More than 60,000 people await organ transplants in the United States today, triple the number ten years ago. The donor list, unfortunately, hasn't grown so rapidly: In 1998, the number of cadaveric donors reached 5,788, according to the United Network for Organ Sharing (UNOS). That's a 5.6 percent increase from 1997, the first substantial rise since 1995, but not nearly enough to pull many extra patients off the waiting list. Pennsylvania thinks it might have a solution: Pay people. In a pilot program starting next January, the state will give up to $300 to an organ donor's family to help cover funeral expenses. To abide by federal law, the money will go directly to the funeral home handling arrangements for the family.
Who's likely to donate? Men outnumbered women in 1998, 58 percent to 42 percent, and whites made up roughly 76 percent of the donor pool. Adults 18 to 49 represented the largest segment by age, although the number of donors 60 and over posted the greatest percentage increase-10.7 percent -from 1997 to 1998.
According to UNOS data, more Midwesterners became donors than people anywhere else. The region encompassing Michigan, Indiana, and Ohio saw its donor files increase 13 percent; another district stretching from Missouri to Wyoming boosted its numbers by more than 11 percent. The region covering New Jersey, Maryland, Pennsylvania, West Virginia, Delaware, and Washington, D.C. posted only a 1.3 percent rise, from 675 to 684 donors. It's also home to nearly 11,000 patients waiting for transplants, 16 percent of the total figure.

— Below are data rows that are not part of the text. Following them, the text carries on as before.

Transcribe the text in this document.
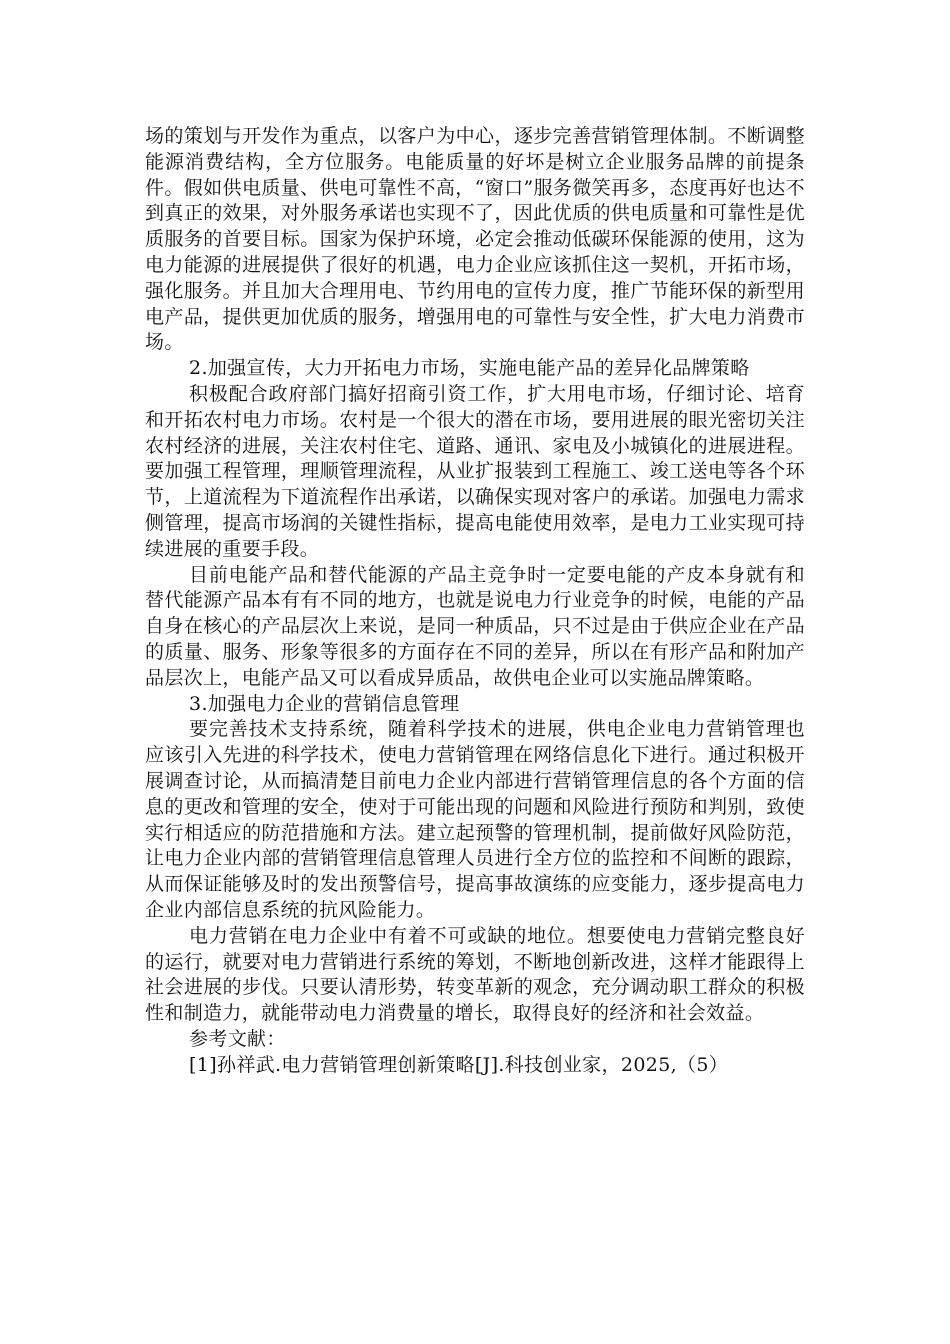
场的策划与开发作为重点，以客户为中心，逐步完善营销管理体制。不断调整能源消费结构，全方位服务。电能质量的好坏是树立企业服务品牌的前提条件。假如供电质量、供电可靠性不高，“窗口”服务微笑再多，态度再好也达不到真正的效果，对外服务承诺也实现不了，因此优质的供电质量和可靠性是优质服务的首要目标。国家为保护环境，必定会推动低碳环保能源的使用，这为电力能源的进展提供了很好的机遇，电力企业应该抓住这一契机，开拓市场，强化服务。并且加大合理用电、节约用电的宣传力度，推广节能环保的新型用电产品，提供更加优质的服务，增强用电的可靠性与安全性，扩大电力消费市场。

2.加强宣传，大力开拓电力市场，实施电能产品的差异化品牌策略

积极配合政府部门搞好招商引资工作，扩大用电市场，仔细讨论、培育和开拓农村电力市场。农村是一个很大的潜在市场，要用进展的眼光密切关注农村经济的进展，关注农村住宅、道路、通讯、家电及小城镇化的进展进程。要加强工程管理，理顺管理流程，从业扩报装到工程施工、竣工送电等各个环节，上道流程为下道流程作出承诺，以确保实现对客户的承诺。加强电力需求侧管理，提高市场润的关键性指标，提高电能使用效率，是电力工业实现可持续进展的重要手段。

目前电能产品和替代能源的产品主竞争时一定要电能的产皮本身就有和替代能源产品本有有不同的地方，也就是说电力行业竞争的时候，电能的产品自身在核心的产品层次上来说，是同一种质品，只不过是由于供应企业在产品的质量、服务、形象等很多的方面存在不同的差异，所以在有形产品和附加产品层次上，电能产品又可以看成异质品，故供电企业可以实施品牌策略。

3.加强电力企业的营销信息管理

要完善技术支持系统，随着科学技术的进展，供电企业电力营销管理也应该引入先进的科学技术，使电力营销管理在网络信息化下进行。通过积极开展调查讨论，从而搞清楚目前电力企业内部进行营销管理信息的各个方面的信息的更改和管理的安全，使对于可能出现的问题和风险进行预防和判别，致使实行相适应的防范措施和方法。建立起预警的管理机制，提前做好风险防范，让电力企业内部的营销管理信息管理人员进行全方位的监控和不间断的跟踪，从而保证能够及时的发出预警信号，提高事故演练的应变能力，逐步提高电力企业内部信息系统的抗风险能力。

电力营销在电力企业中有着不可或缺的地位。想要使电力营销完整良好的运行，就要对电力营销进行系统的筹划，不断地创新改进，这样才能跟得上社会进展的步伐。只要认清形势，转变革新的观念，充分调动职工群众的积极性和制造力，就能带动电力消费量的增长，取得良好的经济和社会效益。

参考文献：

[1]孙祥武.电力营销管理创新策略[J].科技创业家，2025,（5）
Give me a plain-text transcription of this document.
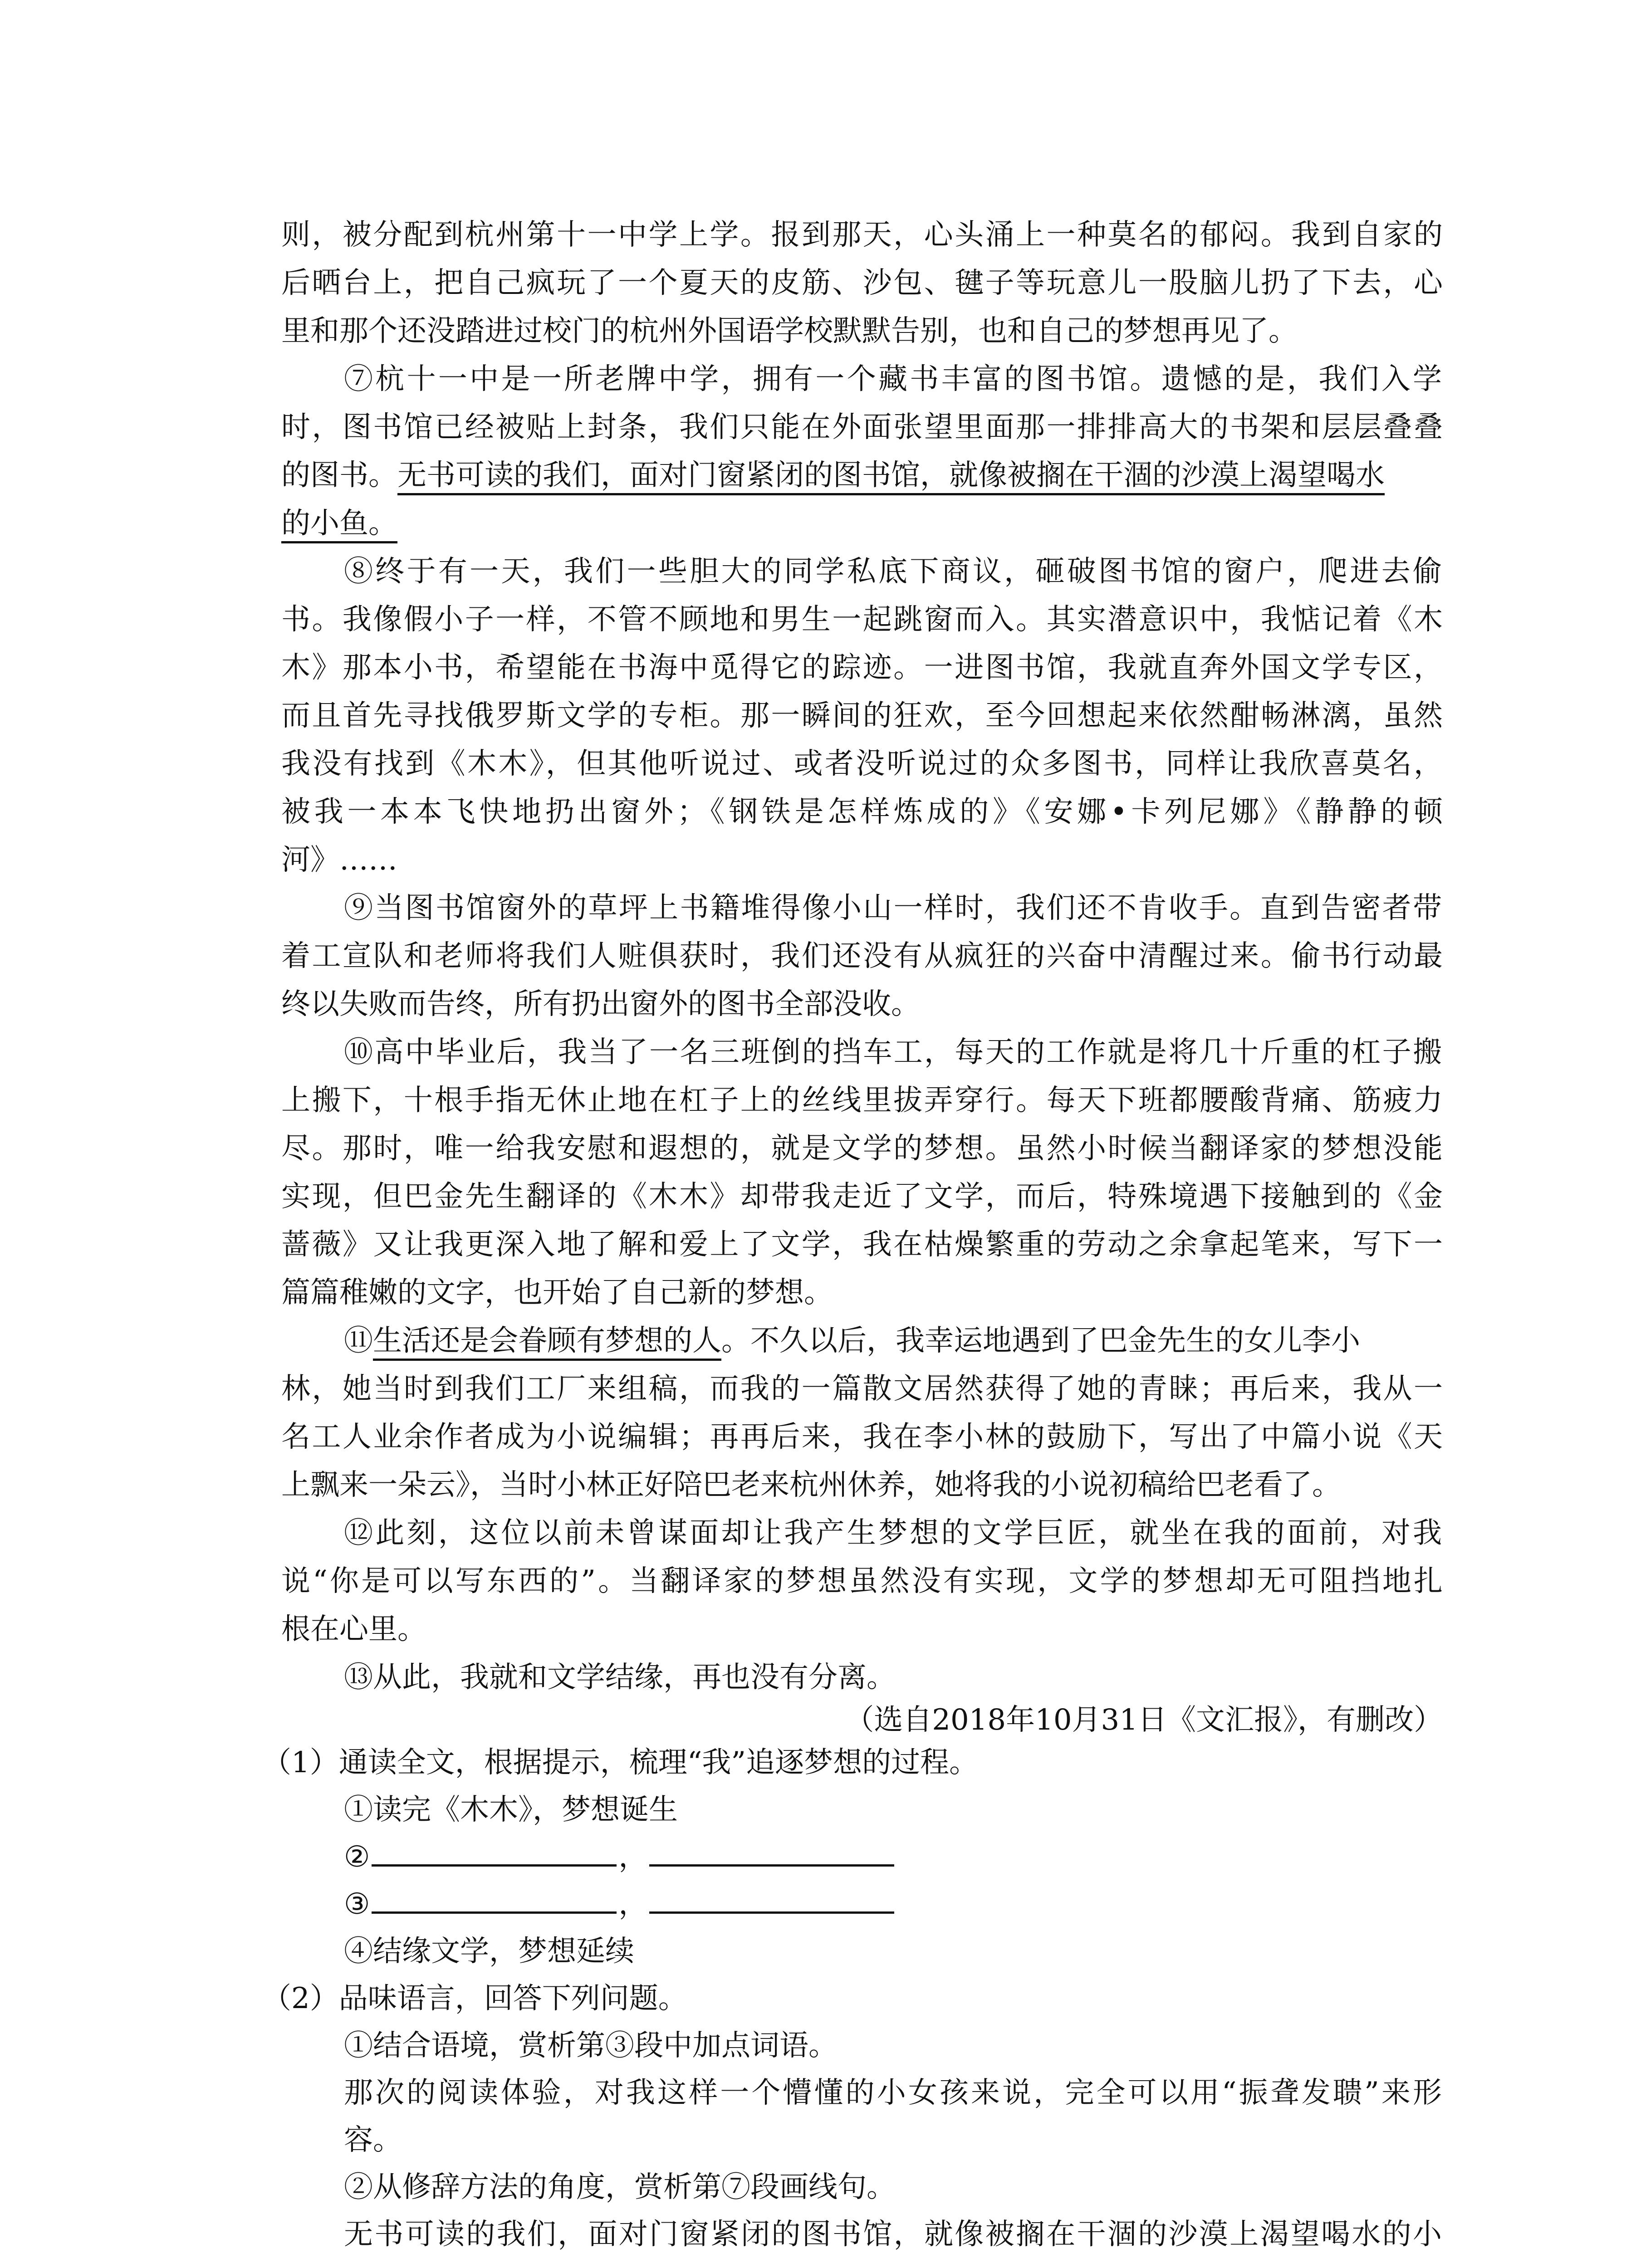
则，被分配到杭州第十一中学上学。报到那天，心头涌上一种莫名的郁闷。我到自家的
后晒台上，把自己疯玩了一个夏天的皮筋、沙包、毽子等玩意儿一股脑儿扔了下去，心
里和那个还没踏进过校门的杭州外国语学校默默告别，也和自己的梦想再见了。
⑦杭十一中是一所老牌中学，拥有一个藏书丰富的图书馆。遗憾的是，我们入学
时，图书馆已经被贴上封条，我们只能在外面张望里面那一排排高大的书架和层层叠叠
的图书。无书可读的我们，面对门窗紧闭的图书馆，就像被搁在干涸的沙漠上渴望喝水
的小鱼。
⑧终于有一天，我们一些胆大的同学私底下商议，砸破图书馆的窗户，爬进去偷
书。我像假小子一样，不管不顾地和男生一起跳窗而入。其实潜意识中，我惦记着《木
木》那本小书，希望能在书海中觅得它的踪迹。一进图书馆，我就直奔外国文学专区，
而且首先寻找俄罗斯文学的专柜。那一瞬间的狂欢，至今回想起来依然酣畅淋漓，虽然
我没有找到《木木》，但其他听说过、或者没听说过的众多图书，同样让我欣喜莫名，
被我一本本飞快地扔出窗外；《钢铁是怎样炼成的》《安娜•卡列尼娜》《静静的顿
河》……
⑨当图书馆窗外的草坪上书籍堆得像小山一样时，我们还不肯收手。直到告密者带
着工宣队和老师将我们人赃俱获时，我们还没有从疯狂的兴奋中清醒过来。偷书行动最
终以失败而告终，所有扔出窗外的图书全部没收。
⑩高中毕业后，我当了一名三班倒的挡车工，每天的工作就是将几十斤重的杠子搬
上搬下，十根手指无休止地在杠子上的丝线里拔弄穿行。每天下班都腰酸背痛、筋疲力
尽。那时，唯一给我安慰和遐想的，就是文学的梦想。虽然小时候当翻译家的梦想没能
实现，但巴金先生翻译的《木木》却带我走近了文学，而后，特殊境遇下接触到的《金
蔷薇》又让我更深入地了解和爱上了文学，我在枯燥繁重的劳动之余拿起笔来，写下一
篇篇稚嫩的文字，也开始了自己新的梦想。
⑪生活还是会眷顾有梦想的人。不久以后，我幸运地遇到了巴金先生的女儿李小
林，她当时到我们工厂来组稿，而我的一篇散文居然获得了她的青睐；再后来，我从一
名工人业余作者成为小说编辑；再再后来，我在李小林的鼓励下，写出了中篇小说《天
上飘来一朵云》，当时小林正好陪巴老来杭州休养，她将我的小说初稿给巴老看了。
⑫此刻，这位以前未曾谋面却让我产生梦想的文学巨匠，就坐在我的面前，对我
说“你是可以写东西的”。当翻译家的梦想虽然没有实现，文学的梦想却无可阻挡地扎
根在心里。
⑬从此，我就和文学结缘，再也没有分离。
（选自2018年10月31日《文汇报》，有删改）
（1）通读全文，根据提示，梳理“我”追逐梦想的过程。
①读完《木木》，梦想诞生
②	，
③	，
④结缘文学，梦想延续
（2）品味语言，回答下列问题。
①结合语境，赏析第③段中加点词语。
那次的阅读体验，对我这样一个懵懂的小女孩来说，完全可以用“振聋发聩”来形
容。
②从修辞方法的角度，赏析第⑦段画线句。
无书可读的我们，面对门窗紧闭的图书馆，就像被搁在干涸的沙漠上渴望喝水的小
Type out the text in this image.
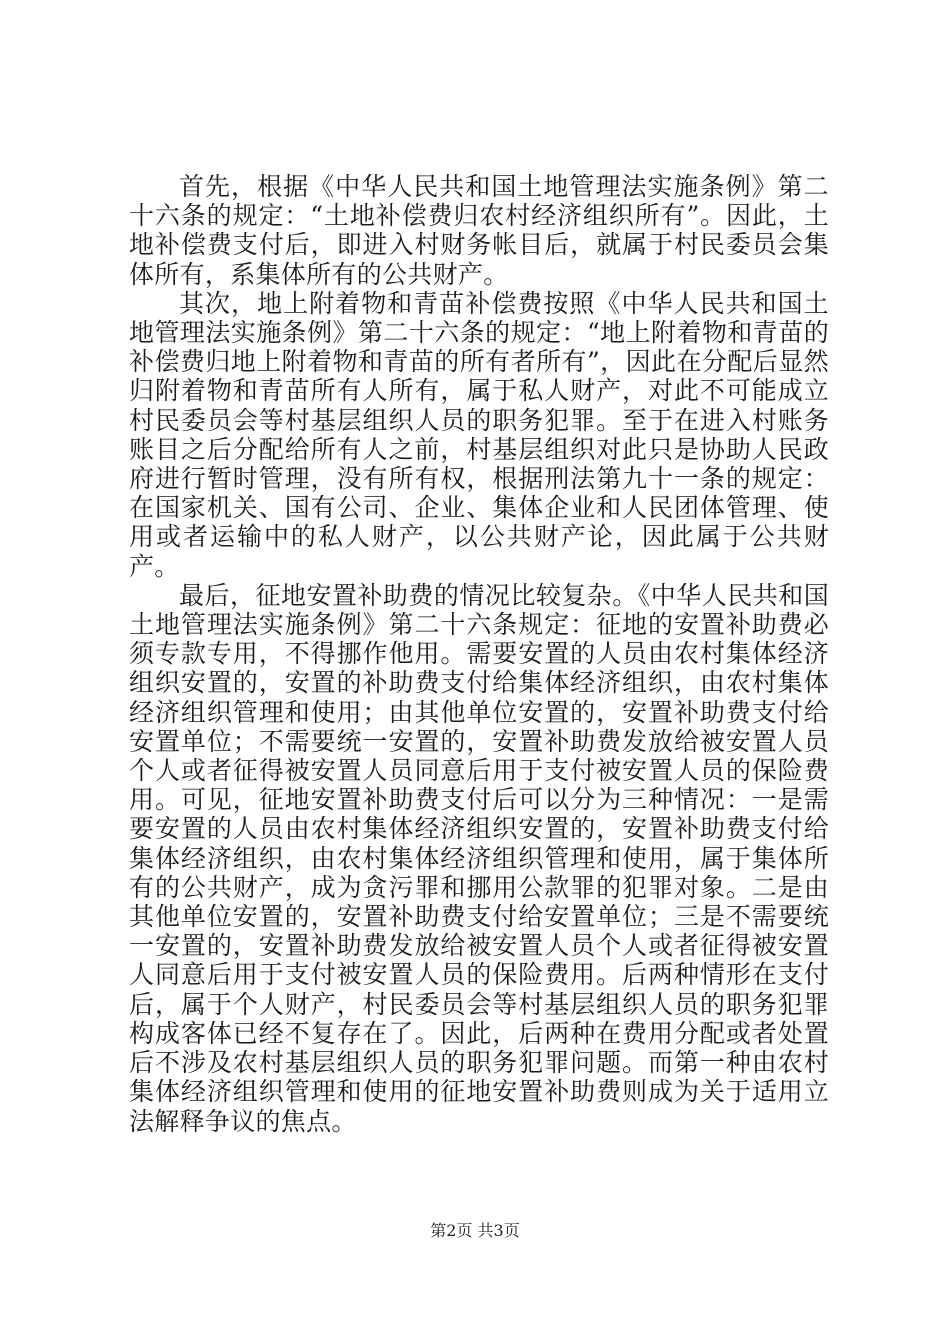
首先，根据《中华人民共和国土地管理法实施条例》第二十六条的规定：“土地补偿费归农村经济组织所有”。因此，土地补偿费支付后，即进入村财务帐目后，就属于村民委员会集体所有，系集体所有的公共财产。

其次，地上附着物和青苗补偿费按照《中华人民共和国土地管理法实施条例》第二十六条的规定：“地上附着物和青苗的补偿费归地上附着物和青苗的所有者所有”，因此在分配后显然归附着物和青苗所有人所有，属于私人财产，对此不可能成立村民委员会等村基层组织人员的职务犯罪。至于在进入村账务账目之后分配给所有人之前，村基层组织对此只是协助人民政府进行暂时管理，没有所有权，根据刑法第九十一条的规定：在国家机关、国有公司、企业、集体企业和人民团体管理、使用或者运输中的私人财产，以公共财产论，因此属于公共财产。

最后，征地安置补助费的情况比较复杂。《中华人民共和国土地管理法实施条例》第二十六条规定：征地的安置补助费必须专款专用，不得挪作他用。需要安置的人员由农村集体经济组织安置的，安置的补助费支付给集体经济组织，由农村集体经济组织管理和使用；由其他单位安置的，安置补助费支付给安置单位；不需要统一安置的，安置补助费发放给被安置人员个人或者征得被安置人员同意后用于支付被安置人员的保险费用。可见，征地安置补助费支付后可以分为三种情况：一是需要安置的人员由农村集体经济组织安置的，安置补助费支付给集体经济组织，由农村集体经济组织管理和使用，属于集体所有的公共财产，成为贪污罪和挪用公款罪的犯罪对象。二是由其他单位安置的，安置补助费支付给安置单位；三是不需要统一安置的，安置补助费发放给被安置人员个人或者征得被安置人同意后用于支付被安置人员的保险费用。后两种情形在支付后，属于个人财产，村民委员会等村基层组织人员的职务犯罪构成客体已经不复存在了。因此，后两种在费用分配或者处置后不涉及农村基层组织人员的职务犯罪问题。而第一种由农村集体经济组织管理和使用的征地安置补助费则成为关于适用立法解释争议的焦点。

第2页 共3页
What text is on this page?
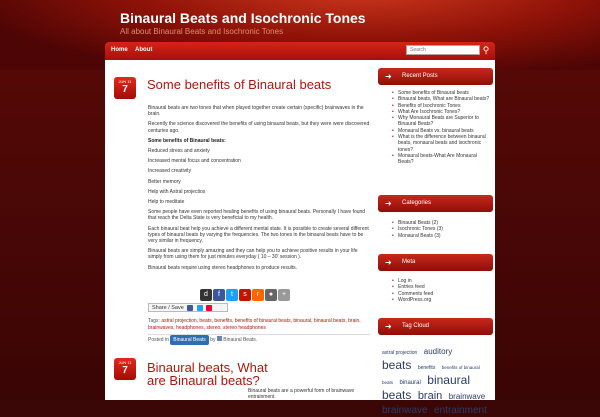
Binaural Beats and Isochronic Tones
All about Binaural Beats and Isochronic Tones
Home About
Search	⚲
JUN 11
7	Some benefits of Binaural beats

Binaural beats are two tones that when played together create certain (specific) brainwaves in the brain.

Recently the science discovered the benefits of using binaural beats, but they were were discovered centuries ago.

Some benefits of Binaural beats:

Reduced stress and anxiety

Increased mental focus and concentration

Increased creativity

Better memory

Help with Astral projectios

Help to meditate

Some people have even reported healing benefits of using binaural beats. Personally I have found that reach the Delta State is very beneficial to my health.

Each binaural beat help you achieve a different mental state. It is possible to create several different types of binaural beats by varying the frequencies. The two tones in the binaural beats have to be very similar in frequency.

Binaural beats are simply amazing and they can help you to achieve positive results in your life simply from using them for just minutes everyday ( 10 – 30' session ).

Binaural beats require using stereo headphones to produce results.

d	f	t	s	r	●	+
Share / Save
Tags: astral projection, beats, benefits, benefits of binaural beats, binaural, binaural beats, brain, brainwaves, headphones, stereo, stereo headphones
Posted in Binaural Beats by Binaural Beats.
JUN 11
7	Binaural beats, What are Binaural beats?

Binaural beats are a powerful form of brainwave entrainment.

➜ Recent Posts
• Some benefits of Binaural beats
• Binaural beats, What are Binaural beats?
• Benefits of Isochronic Tones
• What Are Isochronic Tones?
• Why Monaural Beats are Superior to Binaural Beats?
• Monaural Beats vs. binaural beats
• What is the difference between binaural beats, monaural beats and isochronic tones?
• Monaural beats-What Are Monaural Beats?
➜ Categories
• Binaural Beats (2)
• Isochronic Tones (3)
• Monaural Beats (3)
➜ Meta
• Log in
• Entries feed
• Comments feed
• WordPress.org
➜ Tag Cloud
astral projection auditory beats benefits benefits of binaural beats binaural binaural beats brain brainwave brainwave entrainment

One reason for the overall rise in donors is a federal mandate, installed last year, that requires all hospitals participating in Medicare to routinely inform their local donor program of all hospital deaths. A representative from the program can then contact the family to request a donation. Prior to this requirement, an estimated 3,000 to 4,000 potential donors were missed annually. Pennsylvania, which implemented the "routine referral" program four years ago, has already seen a big difference. At the Philadelphia-based Delaware Valley Transplant Program, which also serves southern New Jersey and Delaware, the number of organ donors has jumped 43 percent since the law went into effect.
The momentum continues: Its rolls are up another 30 percent already this year.